Si tuviera que resumir en pocas palabras qué entiendo por educación, diría que es aquello que hay entre el neonato, tierno, desnudo y ciego, y esa misma criatura veinticinco años después. ¿Cuál la finalidad del interregno existente entre los dos extremos? Doble: proporcionar al aprendiz un manto con el que envolverse y un mapa con el que guiarse entre las tinieblas del mundo. Dicho de otro modo, formar profesionales y formar ciudadanos. Veámoslo por separado.
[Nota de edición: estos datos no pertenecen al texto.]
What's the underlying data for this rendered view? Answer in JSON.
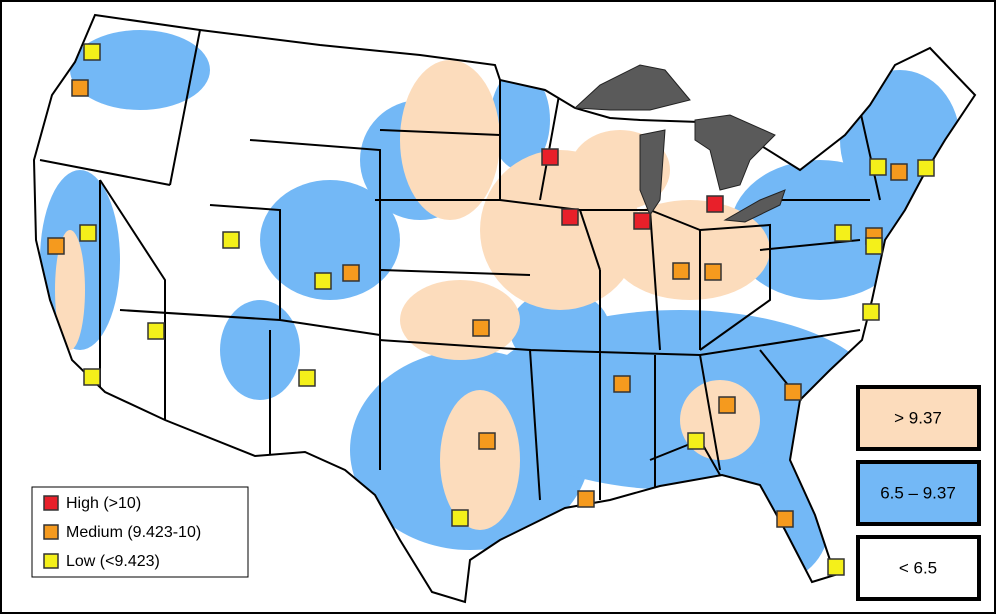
{
  "marker_legend": [
    {
      "label": "High (>10)",
      "color": "#e8202a"
    },
    {
      "label": "Medium (9.423-10)",
      "color": "#f59a1e"
    },
    {
      "label": "Low (<9.423)",
      "color": "#f4f01a"
    }
  ],
  "range_legend": [
    {
      "label": "> 9.37",
      "color": "#fcdcbc"
    },
    {
      "label": "6.5 – 9.37",
      "color": "#73b8f6"
    },
    {
      "label": "< 6.5",
      "color": "#ffffff"
    }
  ]
}
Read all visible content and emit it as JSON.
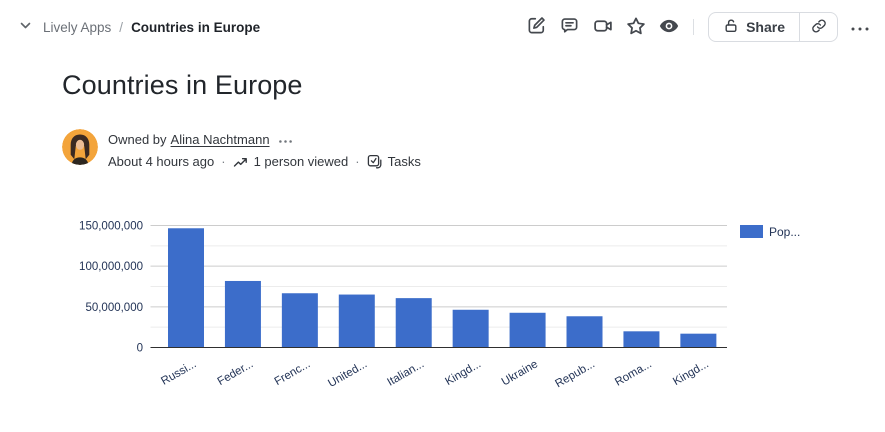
{
  "breadcrumb": {
    "parent": "Lively Apps",
    "separator": "/",
    "current": "Countries in Europe"
  },
  "topbar": {
    "share_label": "Share"
  },
  "page": {
    "title": "Countries in Europe",
    "meta": {
      "owned_by_prefix": "Owned by",
      "owner_name": "Alina Nachtmann",
      "last_edited": "About 4 hours ago",
      "views": "1 person viewed",
      "tasks_label": "Tasks",
      "dot": "·"
    }
  },
  "chart_data": {
    "type": "bar",
    "title": "",
    "xlabel": "",
    "ylabel": "",
    "categories": [
      "Russi...",
      "Feder...",
      "Frenc...",
      "United...",
      "Italian...",
      "Kingd...",
      "Ukraine",
      "Repub...",
      "Roma...",
      "Kingd..."
    ],
    "series": [
      {
        "name": "Pop...",
        "values": [
          146600000,
          81800000,
          66700000,
          65100000,
          60700000,
          46400000,
          42700000,
          38400000,
          19900000,
          17000000
        ]
      }
    ],
    "ylim": [
      0,
      150000000
    ],
    "yticks": [
      0,
      50000000,
      100000000,
      150000000
    ],
    "ytick_labels": [
      "0",
      "50,000,000",
      "100,000,000",
      "150,000,000"
    ],
    "minor_tick_step": 25000000,
    "grid": true,
    "legend_position": "top-right",
    "bar_color": "#3c6dca",
    "axis_text_color": "#233457",
    "major_grid_color": "#cccccc",
    "minor_grid_color": "#ececec",
    "baseline_color": "#2f2f2f"
  }
}
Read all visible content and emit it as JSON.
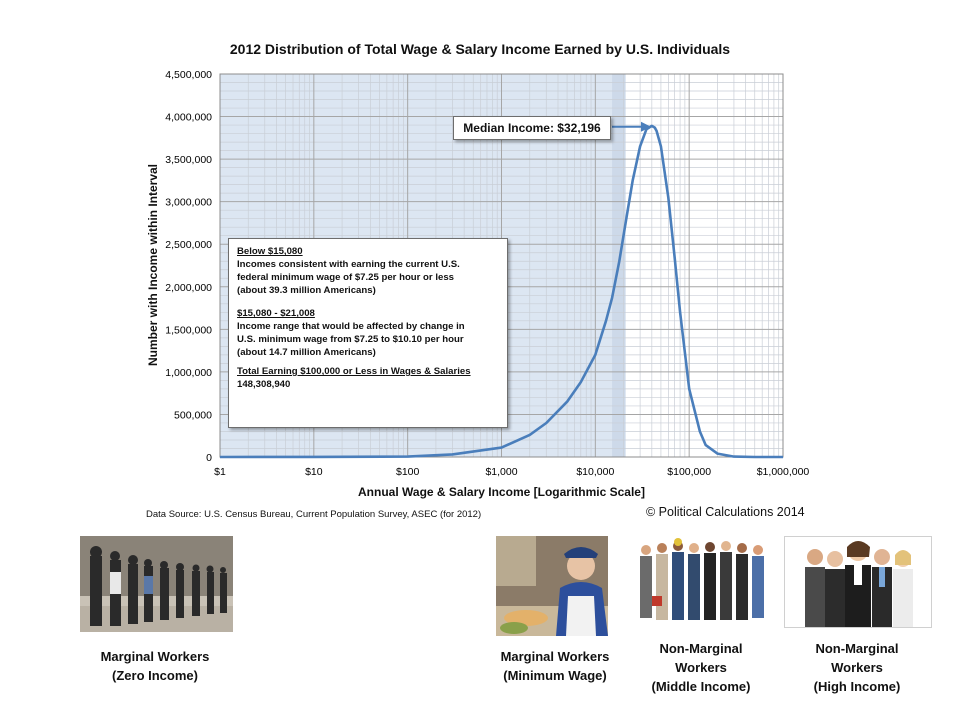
{
  "chart_data": {
    "type": "line",
    "title": "2012 Distribution  of Total Wage & Salary Income Earned by U.S. Individuals",
    "xlabel": "Annual Wage & Salary Income [Logarithmic Scale]",
    "ylabel": "Number with Income within Interval",
    "x_scale": "log",
    "xlim": [
      1,
      1000000
    ],
    "ylim": [
      0,
      4500000
    ],
    "grid": true,
    "x_tick_labels": [
      "$1",
      "$10",
      "$100",
      "$1,000",
      "$10,000",
      "$100,000",
      "$1,000,000"
    ],
    "y_tick_labels": [
      "0",
      "500,000",
      "1,000,000",
      "1,500,000",
      "2,000,000",
      "2,500,000",
      "3,000,000",
      "3,500,000",
      "4,000,000",
      "4,500,000"
    ],
    "shaded_region": {
      "x_from": 1,
      "x_to": 21008
    },
    "series": [
      {
        "color": "#4a7ebb",
        "x": [
          1,
          10,
          100,
          300,
          1000,
          2000,
          3000,
          5000,
          7000,
          10000,
          13000,
          15080,
          18000,
          21008,
          25000,
          30000,
          35000,
          40000,
          43000,
          45000,
          50000,
          60000,
          70000,
          80000,
          100000,
          130000,
          150000,
          200000,
          300000,
          500000,
          1000000
        ],
        "y": [
          0,
          1000,
          5000,
          30000,
          110000,
          260000,
          400000,
          650000,
          880000,
          1200000,
          1600000,
          1870000,
          2300000,
          2750000,
          3250000,
          3650000,
          3850000,
          3890000,
          3870000,
          3830000,
          3650000,
          3050000,
          2350000,
          1700000,
          800000,
          300000,
          140000,
          40000,
          5000,
          500,
          0
        ]
      }
    ],
    "annotations": [
      {
        "text": "Median Income: $32,196",
        "x": 32196,
        "y": 3880000
      }
    ]
  },
  "annotation_box": {
    "h1": "Below $15,080",
    "p1": [
      "Incomes consistent with earning the current U.S.",
      "federal minimum wage of $7.25 per hour or less",
      "(about 39.3 million Americans)"
    ],
    "h2": "$15,080 - $21,008",
    "p2": [
      "Income range that would be affected by change in",
      "U.S. minimum wage from $7.25 to $10.10 per hour",
      "(about 14.7 million Americans)"
    ],
    "h3": "Total Earning $100,000 or Less in Wages & Salaries",
    "p3": "148,308,940"
  },
  "median_label": "Median Income: $32,196",
  "source": "Data Source: U.S. Census Bureau, Current Population Survey, ASEC (for 2012)",
  "copyright": "© Political Calculations 2014",
  "captions": [
    [
      "Marginal Workers",
      "(Zero Income)"
    ],
    [
      "Marginal Workers",
      "(Minimum Wage)"
    ],
    [
      "Non-Marginal",
      "Workers",
      "(Middle Income)"
    ],
    [
      "Non-Marginal",
      "Workers",
      "(High Income)"
    ]
  ],
  "colors": {
    "curve": "#4a7ebb",
    "plot_bg": "#dce6f2",
    "grid": "#a6a6a6",
    "shade": "#c6d3e6"
  }
}
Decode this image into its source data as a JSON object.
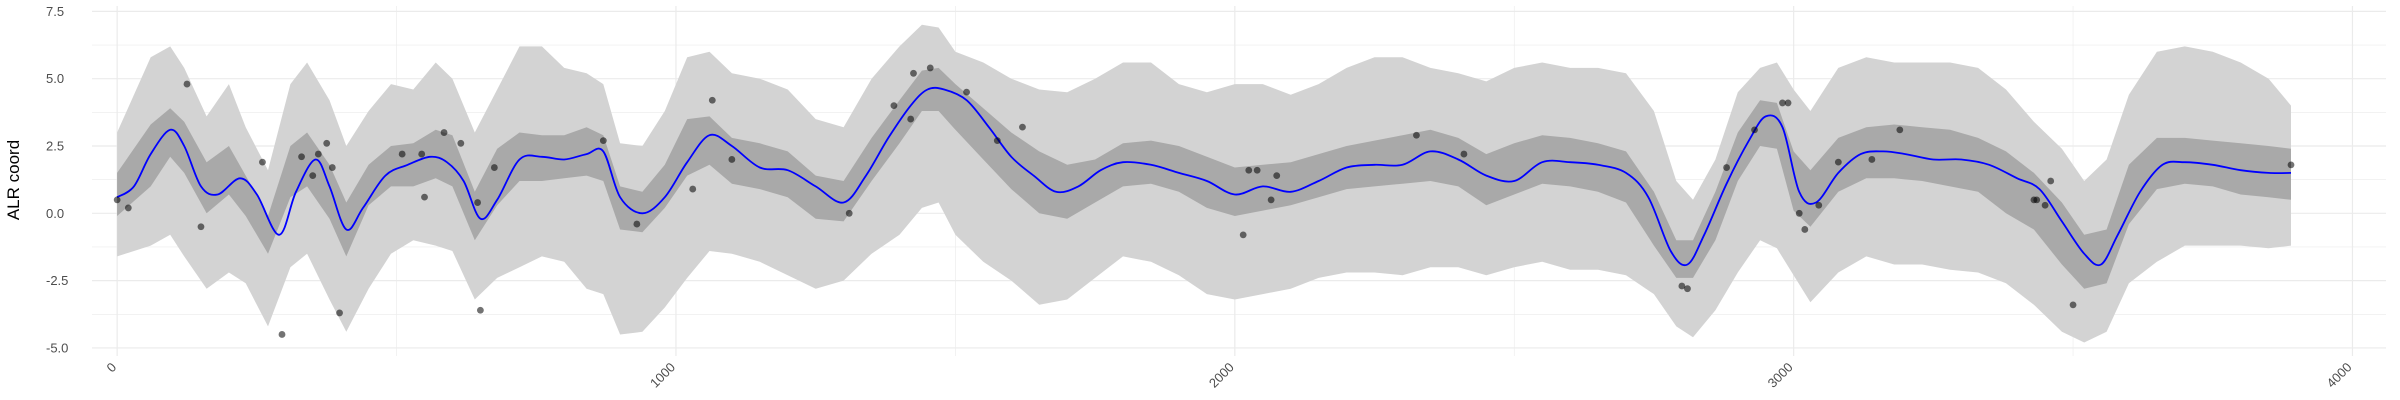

Acaso en el pasado prehistórico hubo un tiempo en el que a los hombres se les regalaba la vida y para conseguir el sustento les bastaba con alargar perezosamente el brazo y tomar de la rama el fruto al que el feliz árbol les convidaba. Quién sabe si Adán y Eva en el Edén, antes de morder el fruto amargo, evocan ese idilio de los antiguos recolectores.

El caso es que ahora no se regala la vida y tiene uno que ganársela, porque sin ese trabajo cae en la miserable indigencia. Y el mejor procedimiento para ganarse la vida es dominar un oficio con el que suministrar una mercancía a la sociedad o prestarle un servicio útil. El mercado retribuye dicha enajenación pagando un precio por ese “arte al servicio de todos”, como lo denominó Homero (Odisea XVII 382-386), “afán de cada uno” en expresión de Solón, uno de los Siete Sabios, legislador y poeta, quien en su Elegía de las musas lista el primer catálogo de los oficios conocido en la historia, entre los cuales menciona a adivinos y cantores.

Visto lo anterior, a nadie sorprenderá que el programa educativo incluya asignaturas destinadas a que el estudiante llegue a ser un día un probo profesional, dueño de un arte con el que ganarse la vida.

Un país formado por profesionales competentes y expertos en lo suyo es ya un país moderno. Ahora bien, contar con buenas profesiones, siendo mucho, no lo es todo, ni siquiera lo principal. Porque antes que profesionales –con una anterioridad no solo en el orden del tiempo sino también en el del discurso– está el ser ciudadanos. Y es ciudadano quien tiene conciencia de su dignidad congénita, en virtud de la cual es acreedor y el resto la gente deudora. ¿Deudora de qué? De un respeto.

Profesional y ciudadano: he aquí dos polos sometidos a una tensión irresoluble, en la cual reside el dramatismo de nuestra especie

El anterior programa educativo ha de completarse, pues, con otras disciplinas que no enseñan como las primeras un oficio productivo en el mercado, sino que tienen por objetivo despertar en el pupilo el sentimiento de la dignidad propia y ajena y le inculcan respeto por sí mismo y por los demás.

He aquí la razón de ser de las llamadas humanidades, que carecen de mira utilitaria pero familiarizan a quien las cultiva con ese respeto universal que se le debe a la excelencia humana. La cultura de todos los tiempos no es más que una nota a pie de página a los versos que canta el coro de Antígona: “Muchas cosas asombrosas existen y con todo ninguna más asombrosa que el hombre”.

Hemos de aprender a usar con una mano la manta, con la otra el mapa. Para cubrir nuestra desnudez necesitamos ganarnos la vida por medio del negocio (nec-otium), pero no menos necesitamos que dicha vida posea una altura que dote de significado tamaño sacrificio y, cual estrella en el firmamento, nos oriente en la oscuridad, y es precisamente el ocio humanístico el que nos infunde afición por esa altiva dignidad nuestra, dadora de sentido (otium cum dignitate).

Profesional y ciudadano, negocio y ocio, precio y dignidad: he aquí dos polos sometidos a una tensión irresoluble, en la cual reside el dramatismo de nuestra especie. En caso de conflicto, prevalece la dignidad, no vaya a ser que –como escribió Juvenal– “por amor a la vida perdamos lo que la hace digna de ser vivida”.